Comment from MJ on October 22, 2009 at 10:06AM EST
After thinking this through, I think the only logical solution for an agency is investing (or continuing to invest)in a robust legal department. NOT to defend lawsuits, but to INITIATE them. By design, the result of these contradictory laws is to reduce the number of messages left. Less messages mean less call-ins, which result in less accounts collected. The only solution that effectively counters that, then, is to sue more consumers. Apparently that's what legislators and regulators want us to do. It's unfortunate, but maybe when a politician's constituency starts getting their wages garn'd and their checking accounts siezed they will revisit things like allowing us to leave messages.
Comment from Robert Cohen on October 22, 2009 at 9:45PM EST
MJ, their is only one problem with your theory (as much as i like it) the courts(judges) are legislating from the bench.
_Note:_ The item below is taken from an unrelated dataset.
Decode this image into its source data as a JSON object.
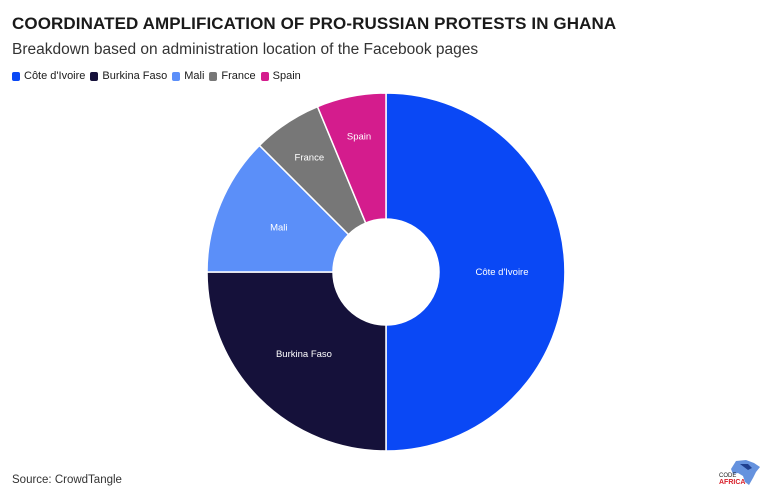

I see it every day, the collection attorneys are coming to court and the judges are defending the cases for the consumers from there bench. I know of judges that in an effort to keep creditors from getting judgements on debtors they require the creditors to produce statments back to a zero balance (other words every statement the debtor ever had on their credit card or loan). Their are judges that give collection attorneys 2 weeks to produce new documents when they know the documents cannot be provided that quickly. When the collections attorneys ask for more time, the judges have flat out said that they know the attorneys can not get the documents in time hence giving the ability for the judge to dismiss with prejudice. Those are just two situations that i have been privy too. i could name another dozen easily. it is happening across the US, Judges are legislating from the bench not enforcing the laws. Think about "Choice of Law" decisions. yes, your state has a statuate of limitations for debtors to be pursued by creditors. But, now in numerous states the judges (with the help from consumer attorney's)are saying "No, the actual statuate of limitations is the state that the original creditor is incorporated in. This is happening in FL, CA, OH and several others.
Comment from Anonymous on October 26, 2009 at 12:26AM EST
consumers are the winners, and collectors are the losers when all they are trying to is their jobs.This is sooo sad.
Comment from BigRed on October 27, 2009 at 12:52PM EST
This is for Anonymous. Not all collectors are following the FDCPA. Yes the consumers are the winners, but in the long run all of us will pay the price-including the consumer.
Comment from Anonymous on October 28, 2009 at 9:21PM EST
Has any one heard of the 'FOTI' script allowing messages on answer machines with the Mini Miranda. It is FDCPA approved.